Jeune marque de maroquinerie lancée en 2013, Antoinette Ameska propose des sacs à main haut de gamme en cuir, créés en collaboration avec des stylistes issus de maisons de couture françaises renommées.

Tous les modèles sont fabriqués selon un savoir-faire traditionnel, réconciliant esthétisme et fonctionnalité. « L’idée était d’amener quelque chose de nouveau et de créer une marque de maroquinerie pratique et chic pour les femmes d’aujourd’hui », explique Antoinette Moraldo, fondatrice de la société. « J’ai alors imaginé un concept 3 en 1, permettant d’adapter la taille de son sac en fonction de ses activités ». Tous les sacs et pochettes de la collection peuvent ainsi se porter seuls ou associés entre eux, permettant de créer de multiples combinaisons.

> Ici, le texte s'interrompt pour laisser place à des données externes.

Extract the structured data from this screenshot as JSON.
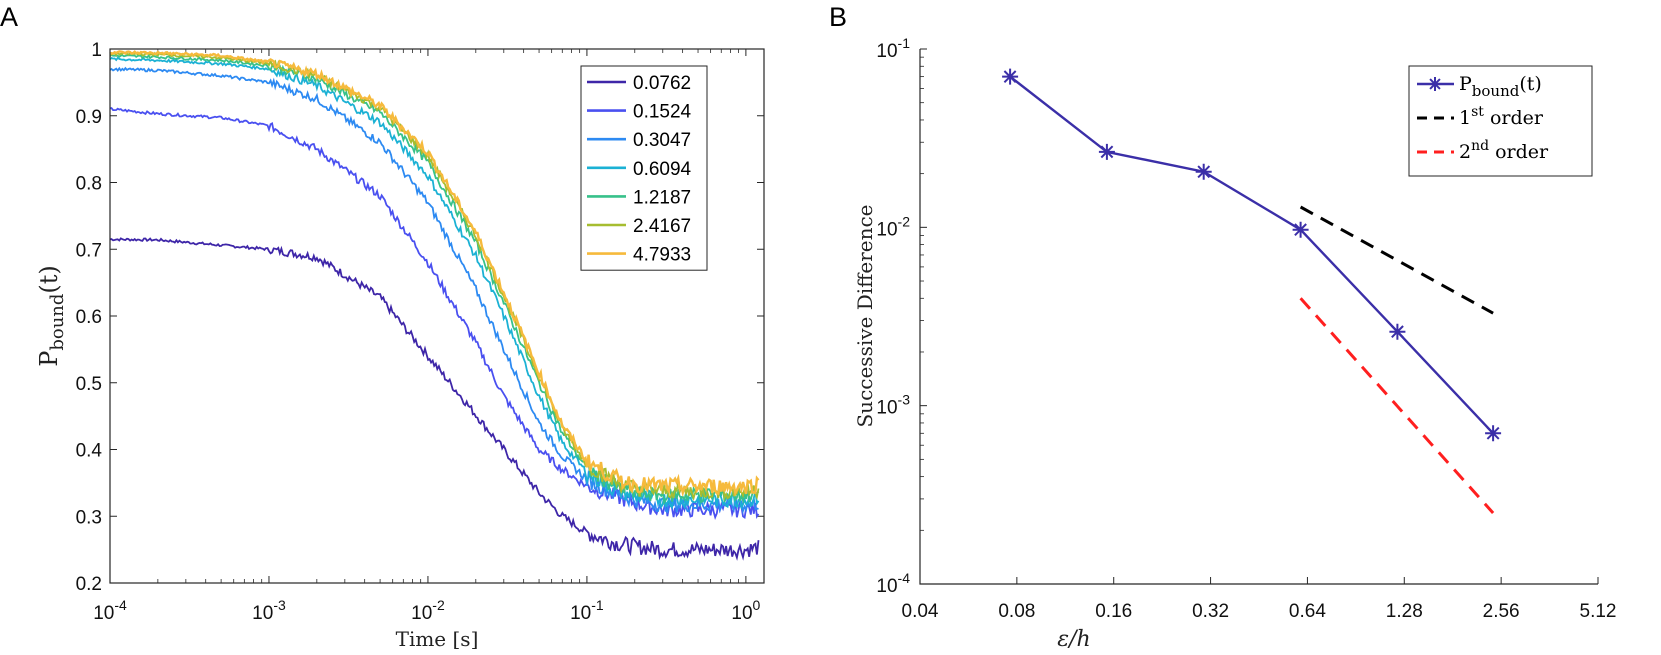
{
  "panels": {
    "a_label": "A",
    "b_label": "B"
  },
  "chart_data": [
    {
      "type": "line",
      "title": "",
      "xlabel": "Time [s]",
      "ylabel": "P_bound(t)",
      "ylabel_base": "P",
      "ylabel_sub": "bound",
      "ylabel_arg": "(t)",
      "xscale": "log",
      "xlim": [
        0.0001,
        1.3
      ],
      "ylim": [
        0.2,
        1.0
      ],
      "x_ticks": [
        {
          "base": "10",
          "exp": "-4",
          "value": 0.0001
        },
        {
          "base": "10",
          "exp": "-3",
          "value": 0.001
        },
        {
          "base": "10",
          "exp": "-2",
          "value": 0.01
        },
        {
          "base": "10",
          "exp": "-1",
          "value": 0.1
        },
        {
          "base": "10",
          "exp": "0",
          "value": 1
        }
      ],
      "y_ticks": [
        "0.2",
        "0.3",
        "0.4",
        "0.5",
        "0.6",
        "0.7",
        "0.8",
        "0.9",
        "1"
      ],
      "legend_position": "top-right",
      "x": [
        0.0001,
        0.0002,
        0.0005,
        0.001,
        0.002,
        0.005,
        0.01,
        0.02,
        0.03,
        0.05,
        0.07,
        0.1,
        0.15,
        0.2,
        0.3,
        0.5,
        0.7,
        1.0,
        1.2
      ],
      "series": [
        {
          "name": "0.0762",
          "color": "#3e26a8",
          "values": [
            0.715,
            0.714,
            0.706,
            0.7,
            0.688,
            0.628,
            0.54,
            0.452,
            0.4,
            0.335,
            0.3,
            0.275,
            0.26,
            0.255,
            0.25,
            0.25,
            0.25,
            0.25,
            0.253
          ]
        },
        {
          "name": "0.1524",
          "color": "#4a50f0",
          "values": [
            0.91,
            0.903,
            0.897,
            0.885,
            0.85,
            0.78,
            0.68,
            0.56,
            0.48,
            0.4,
            0.37,
            0.345,
            0.33,
            0.32,
            0.31,
            0.31,
            0.31,
            0.31,
            0.31
          ]
        },
        {
          "name": "0.3047",
          "color": "#2d8af2",
          "values": [
            0.97,
            0.968,
            0.96,
            0.95,
            0.925,
            0.86,
            0.77,
            0.64,
            0.55,
            0.44,
            0.39,
            0.355,
            0.335,
            0.325,
            0.318,
            0.318,
            0.318,
            0.318,
            0.32
          ]
        },
        {
          "name": "0.6094",
          "color": "#1bb1d4",
          "values": [
            0.985,
            0.983,
            0.978,
            0.97,
            0.945,
            0.89,
            0.81,
            0.69,
            0.6,
            0.48,
            0.41,
            0.365,
            0.34,
            0.33,
            0.325,
            0.325,
            0.325,
            0.325,
            0.328
          ]
        },
        {
          "name": "1.2187",
          "color": "#37c18a",
          "values": [
            0.99,
            0.988,
            0.983,
            0.975,
            0.955,
            0.905,
            0.83,
            0.71,
            0.62,
            0.5,
            0.425,
            0.372,
            0.345,
            0.335,
            0.332,
            0.332,
            0.332,
            0.332,
            0.335
          ]
        },
        {
          "name": "2.4167",
          "color": "#a6bd30",
          "values": [
            0.993,
            0.992,
            0.987,
            0.978,
            0.96,
            0.912,
            0.84,
            0.72,
            0.63,
            0.51,
            0.432,
            0.378,
            0.352,
            0.342,
            0.338,
            0.338,
            0.338,
            0.338,
            0.34
          ]
        },
        {
          "name": "4.7933",
          "color": "#f6ba3c",
          "values": [
            0.995,
            0.994,
            0.99,
            0.98,
            0.963,
            0.915,
            0.845,
            0.725,
            0.635,
            0.515,
            0.437,
            0.383,
            0.357,
            0.348,
            0.345,
            0.345,
            0.345,
            0.345,
            0.348
          ]
        }
      ]
    },
    {
      "type": "line",
      "title": "",
      "xlabel": "ε/h",
      "ylabel": "Successive Difference",
      "xscale": "log",
      "yscale": "log",
      "xlim": [
        0.04,
        5.12
      ],
      "ylim": [
        0.0001,
        0.1
      ],
      "x_ticks": [
        "0.04",
        "0.08",
        "0.16",
        "0.32",
        "0.64",
        "1.28",
        "2.56",
        "5.12"
      ],
      "y_ticks": [
        {
          "base": "10",
          "exp": "-4",
          "value": 0.0001
        },
        {
          "base": "10",
          "exp": "-3",
          "value": 0.001
        },
        {
          "base": "10",
          "exp": "-2",
          "value": 0.01
        },
        {
          "base": "10",
          "exp": "-1",
          "value": 0.1
        }
      ],
      "legend_position": "top-right",
      "legend": [
        {
          "base": "P",
          "sub": "bound",
          "tail": "(t)"
        },
        {
          "base": "1",
          "sup": "st",
          "tail": " order"
        },
        {
          "base": "2",
          "sup": "nd",
          "tail": " order"
        }
      ],
      "series": [
        {
          "name": "P_bound(t)",
          "color": "#3b2fa8",
          "style": "solid-star",
          "x": [
            0.0762,
            0.1524,
            0.3047,
            0.6094,
            1.2187,
            2.4167
          ],
          "values": [
            0.07,
            0.0265,
            0.0205,
            0.0097,
            0.0026,
            0.0007
          ]
        },
        {
          "name": "1st order",
          "color": "#000000",
          "style": "dashed",
          "x": [
            0.6094,
            2.4167
          ],
          "values": [
            0.013,
            0.0033
          ]
        },
        {
          "name": "2nd order",
          "color": "#ff1f1f",
          "style": "dashed",
          "x": [
            0.6094,
            2.4167
          ],
          "values": [
            0.004,
            0.00025
          ]
        }
      ]
    }
  ]
}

Un fil conducteur et des fonds

« Ayant travaillé dans le marketing, je me suis naturellement intéressée aux attentes de mes futures clientes avant de lancer ma marque », précise Antoinette Moraldo. « Mes premiers modèles ont bien fonctionné, et le bouche-à-oreille a joué un rôle important ». Aujourd’hui, les sacs d’Antoinette Ameska sont distribués dans plus de 50 points de vente, en France et à l’étranger, sans compter l’ouverture récente d’une boutique dédiée dans le 18e arrondissement de Paris. « Si mon expérience a contribué au succès de la société, l’appui des collaborateurs et acteurs extérieurs qui m’ont entourée a été crucial, notamment au moment de concrétiser mon projet », développe-t-elle. « J’avais besoin d’aide pour structurer mon idée, définir un fil conducteur et, enfin, trouver des fonds ». De fil en aiguille, Antoinette Moraldo se rapproche alors de la CCI Hauts-de-Seine, qui l’accompagne notamment dans le cadre du dispositif NACRE – Nouvel Accompagnement pour la Création et la Reprise d’Entreprise. « Au-delà du soutien financier, l’appui de la CCI m’a permis de bénéficier non seulement de conseils précieux, mais aussi d’un retour d’expérience objectif sur mon projet », se souvient-elle. « Quand on travaille seul, il faut définir ses objectifs, imaginer son futur... Les rendez-vous réguliers avec la CCI m’ont servi de points d’ancrage pour orienter l’avenir de mon entreprise ».